Daniel Keep wrote:
> Rainer Deyke wrote:
>> This is, in my opinion, a significant design error in the language.  The
>> difference between '!(a < b)' and 'a !< b' is not obvious.  There is
>> nothing about the operator '<' that suggests that it should set a global
>> exception state, and there is nothing about '!<' that suggests that it
>> should /not/ set a global exception state.  (Is global state for error
>> reporting ever a good idea in a high-level language?)  It also adds
>> awkward expressions to the language, not just in the form '!(a < b)',
>> but in the form '!(a !< b)'.
> 
> I believe this is, or is the result of, an aspect of IEEE floating point.
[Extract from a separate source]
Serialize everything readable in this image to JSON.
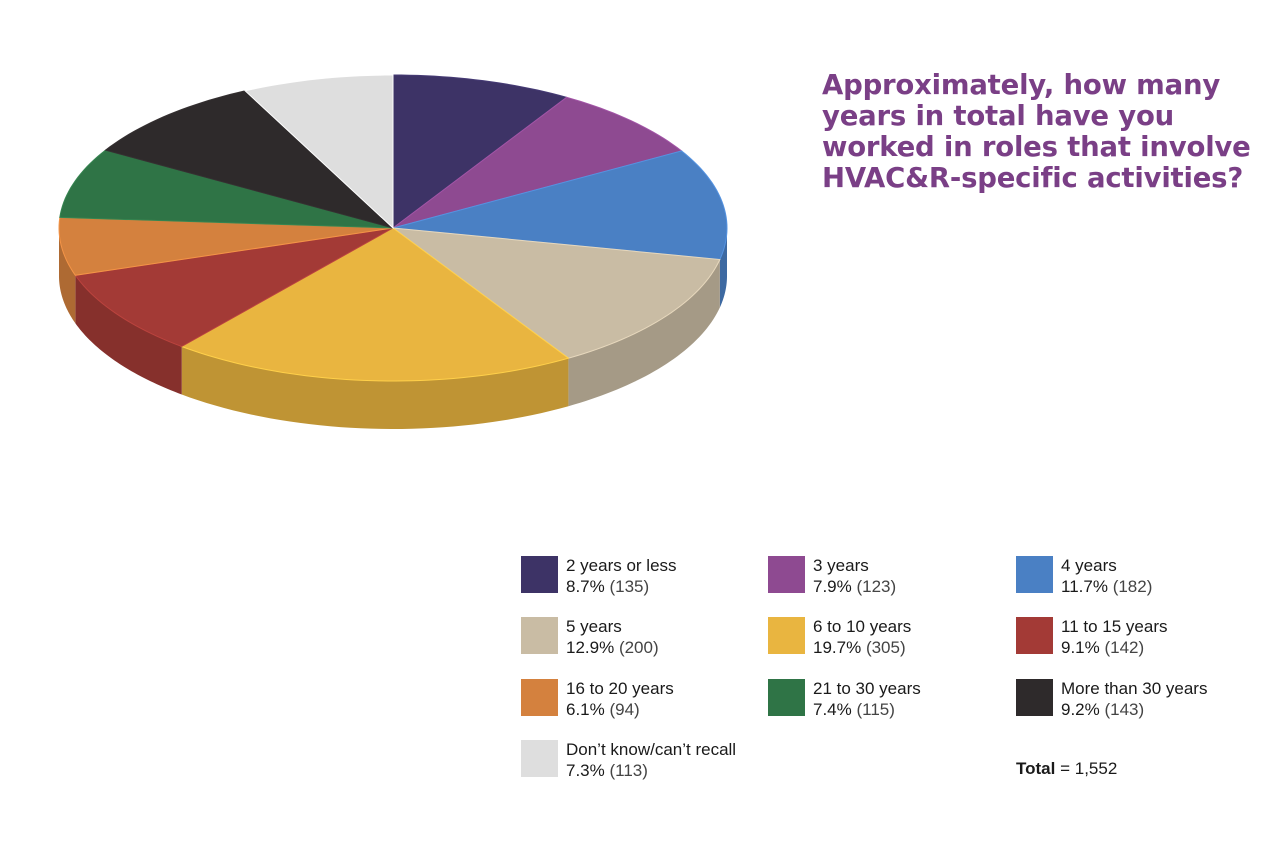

I don't have a copy of the IEEE floating point standard, but I strongly
suspect it would have allowed syntax like:
  a < b // sets global state
  a !< b // sets global state
  less_than_no_state(a, b) // does not set global state
  !less_than_no_state(a, b) // does not set global state
Or:
  a < b // does not set global state
  a !< b // does not set global state
  less_than_set_state(a, b) // sets global state
  !less_than_set_state(a, b) // sets global state
Or:
  a < b // sets global state
  a !< b // sets global state
  a [<] b // does not set global state
  a [!<] b // does not set global state
Or any number of other syntax choices, all less confusing than the
syntax actually used.

This is assuming we need two sets of comparison operators, one of which
uses global state to report NaN operands and one which does not.  I'm
not convinced that this is the case.